In desktop applications, the user interface dominated the screen. The buttons to click, the bars to drag, the windows. The actual stuff we were working on—text, images, video, whatever—was largely secondary, and that made sense, because the only way to do anything was through the interface. It worked, but it was always clear that it was artificial, something entirely created that didn’t work how our brains do. We had to force our brains to work how the computer worked, contorting ourselves around it.
In a sense, desktop applications could be designed without context in mind, because there really was only one context: the user is sitting at a desk working on the computer. In this context, and because the PC only worked using abstractions upon abstractions, it was okay for the user interface to dominate what we were doing. Everything was artifice anyway, so it only made sense for artifice to dominate.
That isn’t the case with mobile devices. What’s powerful about mobile devices is that they exist to complement what we are already doing, rather than be our primary focus. Whereas users mold themselves around how PCs work—users only work on PCs while their focus is entirely on them—mobile devices are used while doing other things. They’re used while waiting in line at the grocery store, when out to dinner, watching television, driving somewhere (by passengers!), or walking somewhere. Mobile devices are used almost entirely while doing something else, for relatively short periods of time, and usually, to accomplish a very specific task. What groceries do I need to buy? What time does the movie start? How do I get to that restaurant? What’s the weather going to be like? etc.

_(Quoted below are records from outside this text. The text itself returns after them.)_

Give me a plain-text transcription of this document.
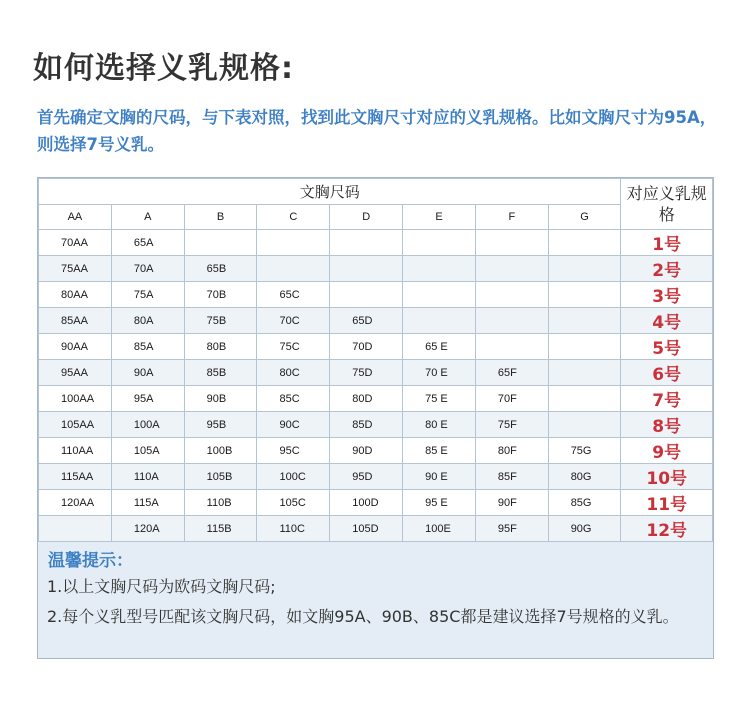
如何选择义乳规格:
首先确定文胸的尺码，与下表对照，找到此文胸尺寸对应的义乳规格。比如文胸尺寸为95A，则选择7号义乳。
文胸尺码								对应义乳规格
AA	A	B	C	D	E	F	G	
70AA	65A							1号
75AA	70A	65B						2号
80AA	75A	70B	65C					3号
85AA	80A	75B	70C	65D				4号
90AA	85A	80B	75C	70D	65 E			5号
95AA	90A	85B	80C	75D	70 E	65F		6号
100AA	95A	90B	85C	80D	75 E	70F		7号
105AA	100A	95B	90C	85D	80 E	75F		8号
110AA	105A	100B	95C	90D	85 E	80F	75G	9号
115AA	110A	105B	100C	95D	90 E	85F	80G	10号
120AA	115A	110B	105C	100D	95 E	90F	85G	11号
	120A	115B	110C	105D	100E	95F	90G	12号
温馨提示：
1.以上文胸尺码为欧码文胸尺码;
2.每个义乳型号匹配该文胸尺码，如文胸95A、90B、85C都是建议选择7号规格的义乳。
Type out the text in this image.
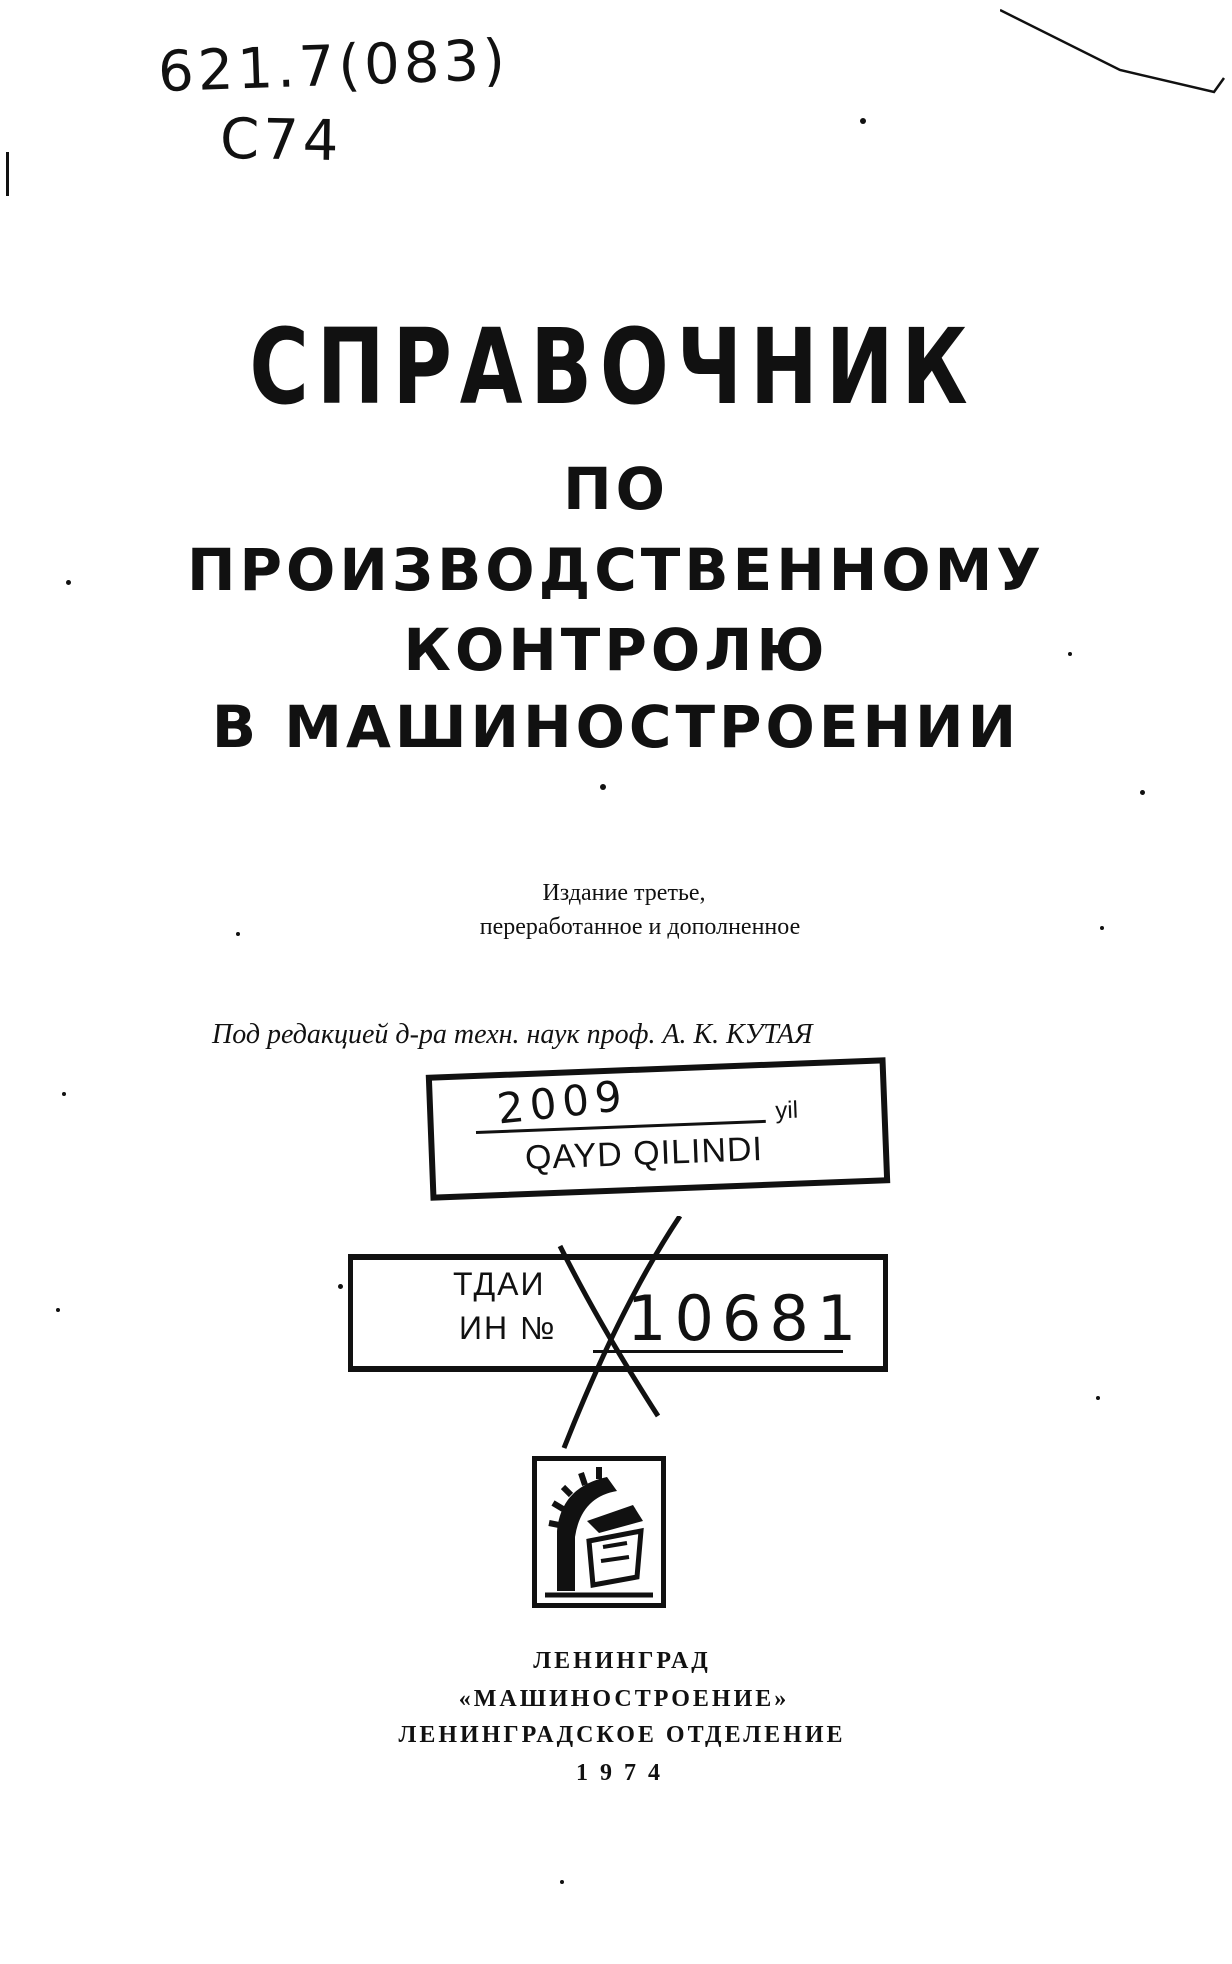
621.7(083)
С74
СПРАВОЧНИК
ПО
ПРОИЗВОДСТВЕННОМУ
КОНТРОЛЮ
В МАШИНОСТРОЕНИИ
Издание третье,
переработанное и дополненное
Под редакцией д-ра техн. наук проф. А. К. КУТАЯ
2009	yil
QAYD QILINDI
ТДАИ
ИН № 10681
ЛЕНИНГРАД
«МАШИНОСТРОЕНИЕ»
ЛЕНИНГРАДСКОЕ ОТДЕЛЕНИЕ
1974
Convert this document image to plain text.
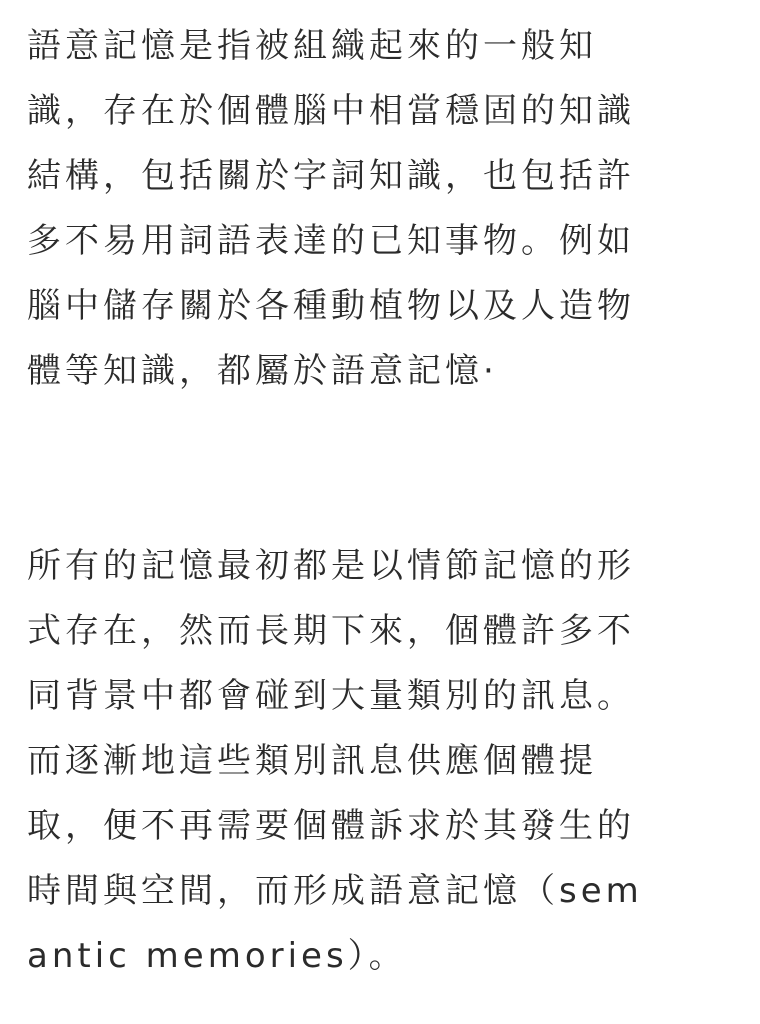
語意記憶是指被組織起來的一般知
識，存在於個體腦中相當穩固的知識
結構，包括關於字詞知識，也包括許
多不易用詞語表達的已知事物。例如
腦中儲存關於各種動植物以及人造物
體等知識，都屬於語意記憶·

所有的記憶最初都是以情節記憶的形
式存在，然而長期下來，個體許多不
同背景中都會碰到大量類別的訊息。
而逐漸地這些類別訊息供應個體提
取，便不再需要個體訴求於其發生的
時間與空間，而形成語意記憶（sem
antic memories）。
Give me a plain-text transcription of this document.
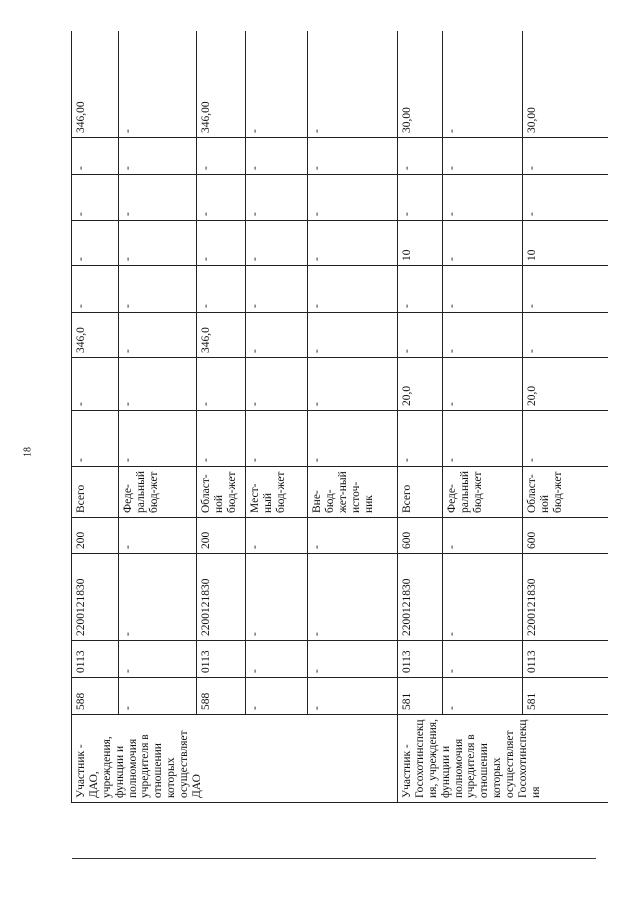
18
Участник - ДАО, учреждения, функции и полномочия учредителя в отношении которых осуществляет ДАО	588	0113	2200121830	200	Всего	-	-	346,0	-	-	-	-	346,00
	-	-	-	-	Феде-ральный бюд-жет	-	-	-	-	-	-	-	-
	588	0113	2200121830	200	Област-ной бюд-жет	-	-	346,0	-	-	-	-	346,00
	-	-	-	-	Мест-ный бюд-жет	-	-	-	-	-	-	-	-
	-	-	-	-	Вне-бюд-жет-ный источ-ник	-	-	-	-	-	-	-	-
Участник - Госохотинспекция, учреждения, функции и полномочия учредителя в отношении которых осуществляет Госохотинспекция	581	0113	2200121830	600	Всего	-	20,0	-	-	10	-	-	30,00
	-	-	-	-	Феде-ральный бюд-жет	-	-	-	-	-	-	-	-
	581	0113	2200121830	600	Област-ной бюд-жет	-	20,0	-	-	10	-	-	30,00
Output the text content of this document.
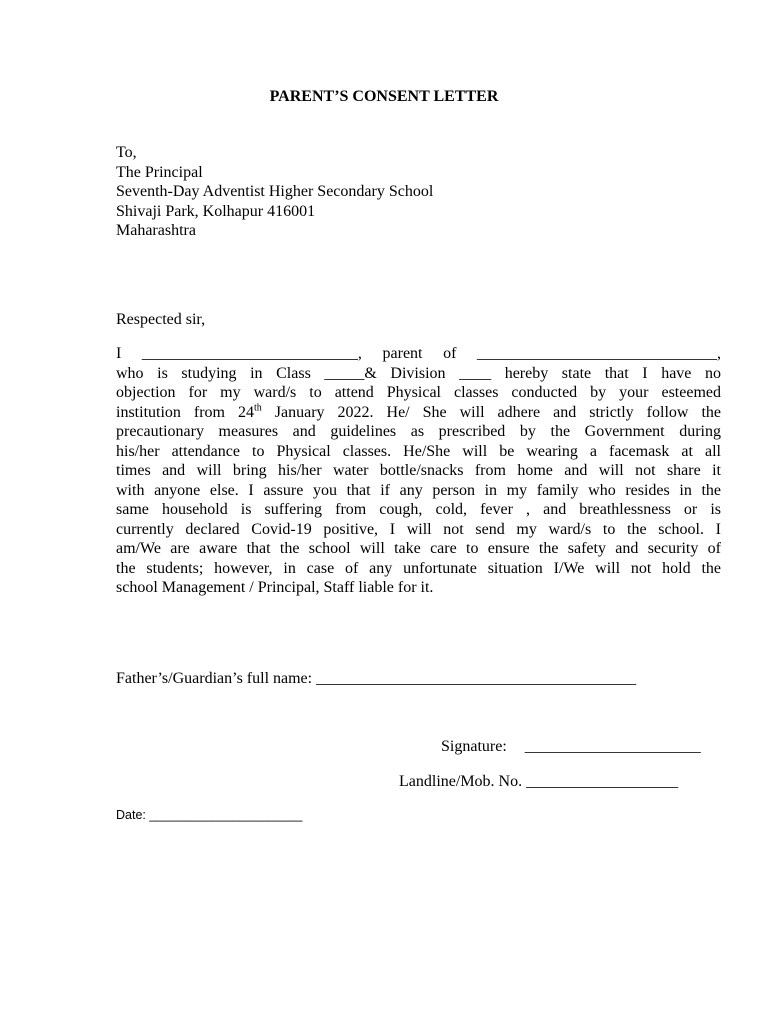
PARENT’S CONSENT LETTER
To,
The Principal
Seventh-Day Adventist Higher Secondary School
Shivaji Park, Kolhapur 416001
Maharashtra
Respected sir,
I ___________________________, parent of ______________________________,
who is studying in Class _____& Division ____ hereby state that I have no
objection for my ward/s to attend Physical classes conducted by your esteemed
institution from 24th January 2022. He/ She will adhere and strictly follow the
precautionary measures and guidelines as prescribed by the Government during
his/her attendance to Physical classes. He/She will be wearing a facemask at all
times and will bring his/her water bottle/snacks from home and will not share it
with anyone else. I assure you that if any person in my family who resides in the
same household is suffering from cough, cold, fever , and breathlessness or is
currently declared Covid-19 positive, I will not send my ward/s to the school. I
am/We are aware that the school will take care to ensure the safety and security of
the students; however, in case of any unfortunate situation I/We will not hold the
school Management / Principal, Staff liable for it.
Father’s/Guardian’s full name: ________________________________________
Signature: ______________________
Landline/Mob. No. ___________________
Date: ______________________
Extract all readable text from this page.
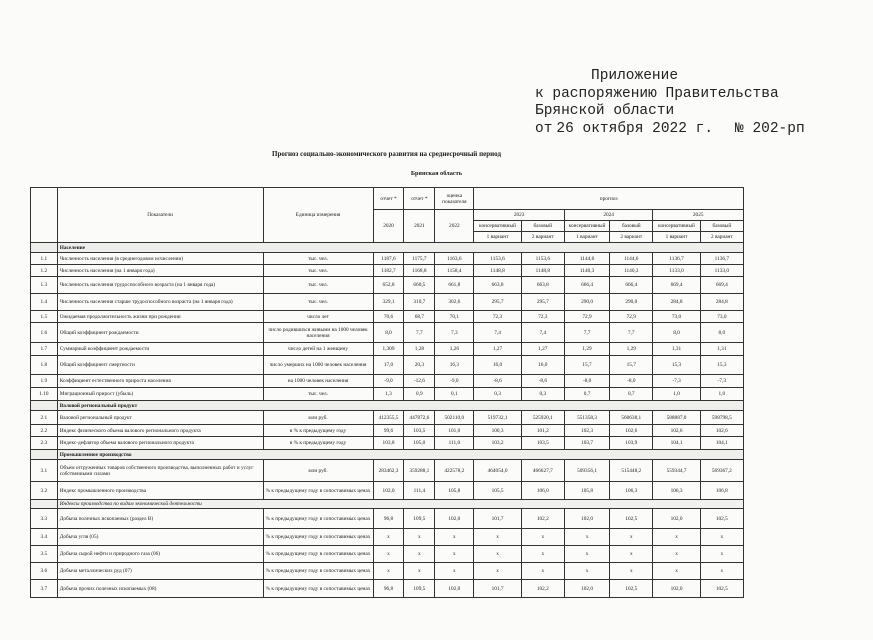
Приложение
к распоряжению Правительства
Брянской области
от 26 октября 2022 г. № 202-рп
Прогноз социально-экономического развития на среднесрочный период
Брянская область
	Показатели	Единица измерения	отчет *	отчет *	оценка показателя	прогноз					
			2020	2021	2022	2023		2024		2025	
						консервативный	базовый	консервативный	базовый	консервативный	базовый
						1 вариант	2 вариант	1 вариант	2 вариант	1 вариант	2 вариант
	Население										
1.1	Численность населения (в среднегодовом исчислении)	тыс. чел.	1187,6	1175,7	1163,6	1153,6	1153,6	1144,6	1144,6	1136,7	1136,7
1.2	Численность населения (на 1 января года)	тыс. чел.	1182,7	1168,8	1158,4	1148,8	1148,8	1140,3	1140,3	1133,0	1133,0
1.3	Численность населения трудоспособного возраста (на 1 января года)	тыс. чел.	652,8	660,5	661,8	663,8	663,8	666,4	666,4	669,4	669,4
1.4	Численность населения старше трудоспособного возраста (на 1 января года)	тыс. чел.	329,1	310,7	302,6	295,7	295,7	290,0	290,0	284,8	284,8
1.5	Ожидаемая продолжительность жизни при рождении	число лет	70,6	68,7	70,1	72,3	72,3	72,9	72,9	73,0	73,0
1.6	Общий коэффициент рождаемости	число родившихся живыми на 1000 человек населения	8,0	7,7	7,3	7,4	7,4	7,7	7,7	8,0	8,0
1.7	Суммарный коэффициент рождаемости	число детей на 1 женщину	1,309	1,28	1,26	1,27	1,27	1,29	1,29	1,31	1,31
1.8	Общий коэффициент смертности	число умерших на 1000 человек населения	17,0	20,3	16,3	16,0	16,0	15,7	15,7	15,3	15,3
1.9	Коэффициент естественного прироста населения	на 1000 человек населения	-9,0	-12,6	-9,0	-8,6	-8,6	-8,0	-8,0	-7,3	-7,3
1.10	Миграционный прирост (убыль)	тыс. чел.	1,3	0,9	0,1	0,3	0,3	0,7	0,7	1,0	1,0
	Валовой региональный продукт										
2.1	Валовой региональный продукт	млн руб.	412355,5	447872,6	502110,0	519732,1	525920,1	551358,3	560638,1	588887,0	598798,5
2.2	Индекс физического объема валового регионального продукта	в % к предыдущему году	99,6	103,5	101,0	100,3	101,2	102,3	102,6	102,6	102,6
2.3	Индекс-дефлятор объема валового регионального продукта	в % к предыдущему году	103,8	105,0	111,0	103,2	103,5	103,7	103,9	104,1	104,1
	Промышленное производство										
3.1	Объем отгруженных товаров собственного производства, выполненных работ и услуг собственными силами	млн руб.	283462,3	359288,1	422578,2	464054,0	466627,7	509356,1	515448,2	559344,7	569367,2
3.2	Индекс промышленного производства	% к предыдущему году в сопоставимых ценах	102,0	111,4	105,8	105,5	106,0	105,8	106,3	106,3	106,8
	Индексы производства по видам экономической деятельности										
3.3	Добыча полезных ископаемых (раздел B)	% к предыдущему году в сопоставимых ценах	96,8	109,5	102,0	101,7	102,2	102,0	102,5	102,0	102,5
3.4	Добыча угля (05)	% к предыдущему году в сопоставимых ценах	x	x	x	x	x	x	x	x	x
3.5	Добыча сырой нефти и природного газа (06)	% к предыдущему году в сопоставимых ценах	x	x	x	x	x	x	x	x	x
3.6	Добыча металлических руд (07)	% к предыдущему году в сопоставимых ценах	x	x	x	x	x	x	x	x	x
3.7	Добыча прочих полезных ископаемых (08)	% к предыдущему году в сопоставимых ценах	96,8	109,5	102,0	101,7	102,2	102,0	102,5	102,0	102,5
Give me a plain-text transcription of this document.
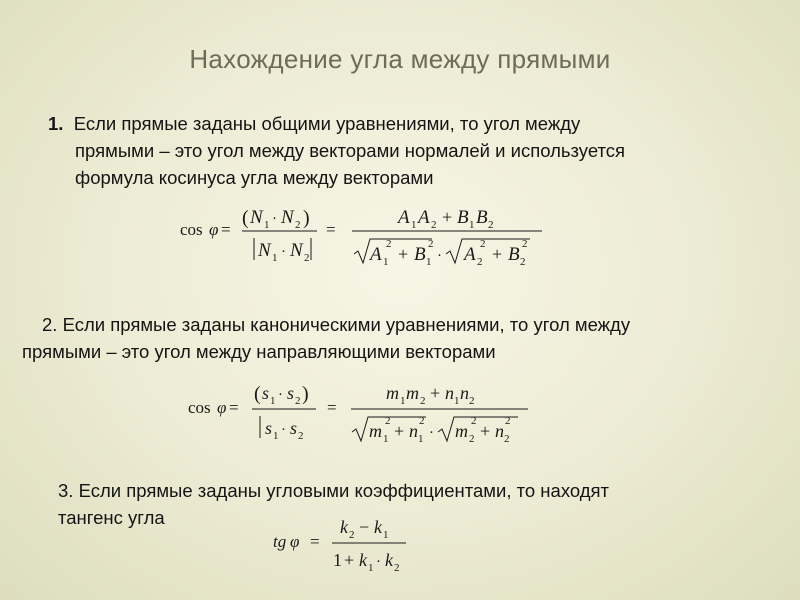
Нахождение угла между прямыми
1. Если прямые заданы общими уравнениями, то угол между
прямыми – это угол между векторами нормалей и используется
формула косинуса угла между векторами
cos φ =
( N 1 · N 2 )
N 1 · N 2
=
A 1 A 2 + B 1 B 2
A 1
2 + B 1
2
· A 2
2 + B 2
2
2. Если прямые заданы каноническими уравнениями, то угол между
прямыми – это угол между направляющими векторами
cos φ =
( s 1 · s 2 )
s 1 · s 2
=
m 1 m 2 + n 1 n 2
m 1
2 + n 1
2
· m 2
2 + n 2
2
3. Если прямые заданы угловыми коэффициентами, то находят
тангенс угла
tg φ =
k 2 − k 1
1 + k 1 · k 2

What this means is that designing applications for mobile means that context—for what purpose it will be used, how, and where—should be the first and primary consideration. It must define everything about how the application is designed, from the application’s concept to the physical design itself. It also means, though, that mobile applications are tools, a means of accomplishing a task and getting on with what the user is doing. Mobile applications should be cogs which seamlessly fit into an existing process—say, finding a restaurant to eat at—and make it better.
That’s precisely what a tool is: something which requires very little explanation for how to use it, because it is designed so precisely for its purpose, that how to use it is obvious. If you’re trying to dig a hole with your hands, you don’t need much explanation for how to use a shovel. “This is the handle” is about the extent of it.
There is no interface, in other words. There are no complicated concepts to learn first, no keyboard commands—just something which makes immediate sense, because it was designed precisely for what the user is trying to do. The application’s underlying concept should match the user’s.
Of course, there are cases where this really isn’t possible. Some purposes are so complex that even the best solutions are too sophisticated to be immediately understood, and even in simpler cases, it’s difficult to achieve. But that should be the goal.
What we should be trying to create are applications that are designed so specifically to the user’s context that the application ceases to feel like software—a finicky piece of artifice that we have to strain to understand and play with to get it to do what we want—and begins to feel like a physical object, something that just is and just works a certain way and we know will work that way.